Per definizione le macchine a stati finiti non possono rappresentare situazioni infinite, se si volesse quindi modificare ulteriormente l’esempio appena visto imponendo una capienza illimitata al buffer, non sarebbe possibile utilizzando una macchina a stati finiti. Sfruttando le reti di Petri invece è sufficiente eliminare l’identificatore del posto \(b_0\): in questo modo abbiamo una situazione in cui i produttori possono depositare senza limiti all’interno del buffer, mentre i consumatori non possono prelevare più elementi di quelli presenti nel buffer. Questo vincolo è imposto dalla marcatura di \(b_1\), infatti la transizione “preleva” può scattare al massimo \(n\) volte consecutivamente, dove \(n\) è la marcatura di \(b_1\) — assumendo che nel mentre non avvengano depositi da parte dei produttori.

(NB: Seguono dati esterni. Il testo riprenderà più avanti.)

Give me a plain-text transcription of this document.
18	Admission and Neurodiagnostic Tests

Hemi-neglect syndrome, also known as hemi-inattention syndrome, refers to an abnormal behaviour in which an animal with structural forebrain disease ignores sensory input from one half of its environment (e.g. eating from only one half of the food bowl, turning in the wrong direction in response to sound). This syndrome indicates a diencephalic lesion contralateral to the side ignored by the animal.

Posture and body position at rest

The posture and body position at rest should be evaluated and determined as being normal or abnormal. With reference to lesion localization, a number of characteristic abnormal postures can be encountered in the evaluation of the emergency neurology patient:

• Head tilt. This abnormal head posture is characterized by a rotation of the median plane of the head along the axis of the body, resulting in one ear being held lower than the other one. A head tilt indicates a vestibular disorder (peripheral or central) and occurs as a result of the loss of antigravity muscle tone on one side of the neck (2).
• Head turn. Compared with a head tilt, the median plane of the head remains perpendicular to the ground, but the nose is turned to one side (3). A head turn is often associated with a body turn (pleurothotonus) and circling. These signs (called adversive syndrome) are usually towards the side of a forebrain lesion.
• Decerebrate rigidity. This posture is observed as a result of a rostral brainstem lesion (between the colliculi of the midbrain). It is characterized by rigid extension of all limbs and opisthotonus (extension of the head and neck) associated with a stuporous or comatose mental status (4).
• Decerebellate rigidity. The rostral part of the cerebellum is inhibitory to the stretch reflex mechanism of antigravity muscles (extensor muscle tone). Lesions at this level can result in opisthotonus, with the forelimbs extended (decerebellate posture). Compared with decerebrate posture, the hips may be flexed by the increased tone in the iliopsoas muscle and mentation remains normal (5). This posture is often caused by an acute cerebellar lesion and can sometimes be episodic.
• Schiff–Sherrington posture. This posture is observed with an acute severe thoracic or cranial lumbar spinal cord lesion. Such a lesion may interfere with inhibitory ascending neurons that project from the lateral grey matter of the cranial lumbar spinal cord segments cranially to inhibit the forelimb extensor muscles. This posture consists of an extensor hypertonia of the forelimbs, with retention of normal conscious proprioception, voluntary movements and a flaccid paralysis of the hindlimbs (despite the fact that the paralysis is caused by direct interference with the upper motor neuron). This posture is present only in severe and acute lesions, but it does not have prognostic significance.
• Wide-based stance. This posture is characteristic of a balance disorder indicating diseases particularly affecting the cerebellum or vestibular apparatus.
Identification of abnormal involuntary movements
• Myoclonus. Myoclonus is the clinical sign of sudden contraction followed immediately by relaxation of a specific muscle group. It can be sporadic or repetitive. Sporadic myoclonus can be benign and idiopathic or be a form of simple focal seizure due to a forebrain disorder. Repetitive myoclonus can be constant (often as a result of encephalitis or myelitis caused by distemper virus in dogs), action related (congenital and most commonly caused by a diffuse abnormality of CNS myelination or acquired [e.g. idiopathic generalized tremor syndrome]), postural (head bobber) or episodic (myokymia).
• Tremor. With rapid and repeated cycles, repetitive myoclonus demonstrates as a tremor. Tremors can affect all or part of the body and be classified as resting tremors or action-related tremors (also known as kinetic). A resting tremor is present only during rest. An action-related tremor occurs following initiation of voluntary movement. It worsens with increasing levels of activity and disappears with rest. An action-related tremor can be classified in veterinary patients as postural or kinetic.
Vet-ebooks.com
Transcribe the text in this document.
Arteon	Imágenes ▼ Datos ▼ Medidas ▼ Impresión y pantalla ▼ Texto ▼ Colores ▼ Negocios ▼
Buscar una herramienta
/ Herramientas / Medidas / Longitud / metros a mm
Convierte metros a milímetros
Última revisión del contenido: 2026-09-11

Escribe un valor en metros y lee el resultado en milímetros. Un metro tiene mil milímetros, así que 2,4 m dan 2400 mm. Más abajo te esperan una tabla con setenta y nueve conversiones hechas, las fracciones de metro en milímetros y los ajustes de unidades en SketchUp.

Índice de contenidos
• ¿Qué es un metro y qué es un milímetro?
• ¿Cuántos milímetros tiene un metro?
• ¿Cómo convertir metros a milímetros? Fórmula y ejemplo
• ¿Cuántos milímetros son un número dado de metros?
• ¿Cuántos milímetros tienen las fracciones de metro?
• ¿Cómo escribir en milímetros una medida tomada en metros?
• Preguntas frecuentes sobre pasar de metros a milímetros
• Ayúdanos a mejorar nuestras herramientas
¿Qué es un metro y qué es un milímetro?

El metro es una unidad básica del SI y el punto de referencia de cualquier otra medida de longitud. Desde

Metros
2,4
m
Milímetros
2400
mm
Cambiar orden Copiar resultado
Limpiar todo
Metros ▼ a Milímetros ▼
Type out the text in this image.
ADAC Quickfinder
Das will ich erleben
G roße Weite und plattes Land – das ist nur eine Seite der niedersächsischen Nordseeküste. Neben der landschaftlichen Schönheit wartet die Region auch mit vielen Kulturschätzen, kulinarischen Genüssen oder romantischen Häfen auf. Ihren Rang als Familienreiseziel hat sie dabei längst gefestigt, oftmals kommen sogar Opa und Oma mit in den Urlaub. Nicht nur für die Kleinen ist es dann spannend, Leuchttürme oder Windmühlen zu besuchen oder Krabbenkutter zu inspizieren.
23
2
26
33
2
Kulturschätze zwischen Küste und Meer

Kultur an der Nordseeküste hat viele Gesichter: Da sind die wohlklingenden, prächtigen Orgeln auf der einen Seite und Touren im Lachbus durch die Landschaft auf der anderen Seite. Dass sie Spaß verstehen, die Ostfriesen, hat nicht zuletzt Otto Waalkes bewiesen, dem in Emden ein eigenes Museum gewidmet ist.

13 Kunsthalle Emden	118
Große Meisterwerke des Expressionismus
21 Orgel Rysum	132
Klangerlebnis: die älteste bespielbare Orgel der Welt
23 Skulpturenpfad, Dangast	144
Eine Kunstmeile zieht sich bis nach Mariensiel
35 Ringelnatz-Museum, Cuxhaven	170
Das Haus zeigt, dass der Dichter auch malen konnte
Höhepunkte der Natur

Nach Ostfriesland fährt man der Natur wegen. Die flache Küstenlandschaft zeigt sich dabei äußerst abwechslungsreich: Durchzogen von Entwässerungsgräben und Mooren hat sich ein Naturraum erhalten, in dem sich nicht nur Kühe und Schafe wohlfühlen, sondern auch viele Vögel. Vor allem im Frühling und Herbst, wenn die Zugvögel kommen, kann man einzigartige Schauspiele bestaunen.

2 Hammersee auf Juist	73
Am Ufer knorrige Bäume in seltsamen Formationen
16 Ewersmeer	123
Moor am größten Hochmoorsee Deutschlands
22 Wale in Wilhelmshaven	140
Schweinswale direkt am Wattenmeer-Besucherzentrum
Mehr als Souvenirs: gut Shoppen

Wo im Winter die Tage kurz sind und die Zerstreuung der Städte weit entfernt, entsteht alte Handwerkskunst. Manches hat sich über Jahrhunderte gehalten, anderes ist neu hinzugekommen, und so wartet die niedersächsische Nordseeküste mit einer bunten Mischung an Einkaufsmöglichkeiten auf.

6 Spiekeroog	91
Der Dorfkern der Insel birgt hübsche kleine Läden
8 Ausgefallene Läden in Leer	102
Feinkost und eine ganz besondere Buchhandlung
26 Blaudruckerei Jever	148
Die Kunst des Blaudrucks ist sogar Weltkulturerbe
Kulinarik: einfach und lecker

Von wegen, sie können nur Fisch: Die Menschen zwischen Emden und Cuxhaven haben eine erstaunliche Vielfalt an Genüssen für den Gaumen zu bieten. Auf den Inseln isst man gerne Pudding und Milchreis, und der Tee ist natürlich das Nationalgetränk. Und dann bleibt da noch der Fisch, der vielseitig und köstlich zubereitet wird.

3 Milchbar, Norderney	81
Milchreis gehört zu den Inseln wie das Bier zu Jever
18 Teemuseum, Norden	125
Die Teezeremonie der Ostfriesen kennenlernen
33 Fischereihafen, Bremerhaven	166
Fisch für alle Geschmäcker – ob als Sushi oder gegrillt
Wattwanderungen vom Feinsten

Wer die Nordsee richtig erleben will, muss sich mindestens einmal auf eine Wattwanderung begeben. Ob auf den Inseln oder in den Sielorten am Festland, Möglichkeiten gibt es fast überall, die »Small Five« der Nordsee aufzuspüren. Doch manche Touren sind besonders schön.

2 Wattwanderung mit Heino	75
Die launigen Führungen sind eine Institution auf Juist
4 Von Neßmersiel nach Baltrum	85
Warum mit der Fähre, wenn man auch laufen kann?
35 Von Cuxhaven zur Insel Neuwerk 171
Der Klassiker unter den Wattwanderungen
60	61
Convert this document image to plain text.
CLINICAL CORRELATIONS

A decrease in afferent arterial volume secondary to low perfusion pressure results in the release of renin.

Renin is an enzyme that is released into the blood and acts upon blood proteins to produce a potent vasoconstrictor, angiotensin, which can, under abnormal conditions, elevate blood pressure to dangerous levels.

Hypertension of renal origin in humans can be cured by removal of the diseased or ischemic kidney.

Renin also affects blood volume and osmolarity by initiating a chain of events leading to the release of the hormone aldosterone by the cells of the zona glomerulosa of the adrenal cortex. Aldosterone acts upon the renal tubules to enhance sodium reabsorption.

Un altra modifica applicabile all’esempio sfrutta i pesi degli archi: ponendo un peso di 3 all’arco che collega deposita a \(b_1\) si può dire che il produttore crea e deposita tre prodotti, occupando tre posizioni nel buffer. Ponendo invece un peso di 2 all’arco che collega \(b_1\) a preleva si specifica che è possibile prelevare dal buffer due elementi alla volta. Questo esempio, in parte forzato, è utile per chiarire il fatto che nelle reti di Petri gli archi non sono semplici collegamenti, ma è possibile attribuirgli un significato.
Vengono infatti informalmente chiamati archi, rifacendosi alla terminologia dei grafi, ma in realtà indicano una relazione più profonda che coinvolge due identificatori: in questo esempio esiste infatti una relazione per cui ogni elemento prodotto occupa tre posizioni all’interno del buffer e un’altra relazione in cui ogni consumatore può prelevare obbligatoriamente due elementi alla volta. Tramite il peso degli archi è possibile creare delle situazioni ambigue: ad esempio se la relazione che coinvolge deposita e \(p_0\) avesse un peso di 2, ogni volta che viene prodotto qualcosa i produttori si moltiplicherebbero e ovviamente questa situazione indicherebbe che la rete è sbagliata, quindi è necessario fare attenzione ad evitare questo tipo di situazioni.
È da sottolineare che è possibile ridurre una rete P/T avente pesi sugli archi in una rete P/T senza pesi sugli archi: successivamente verrà illustrato come ciò è possibile.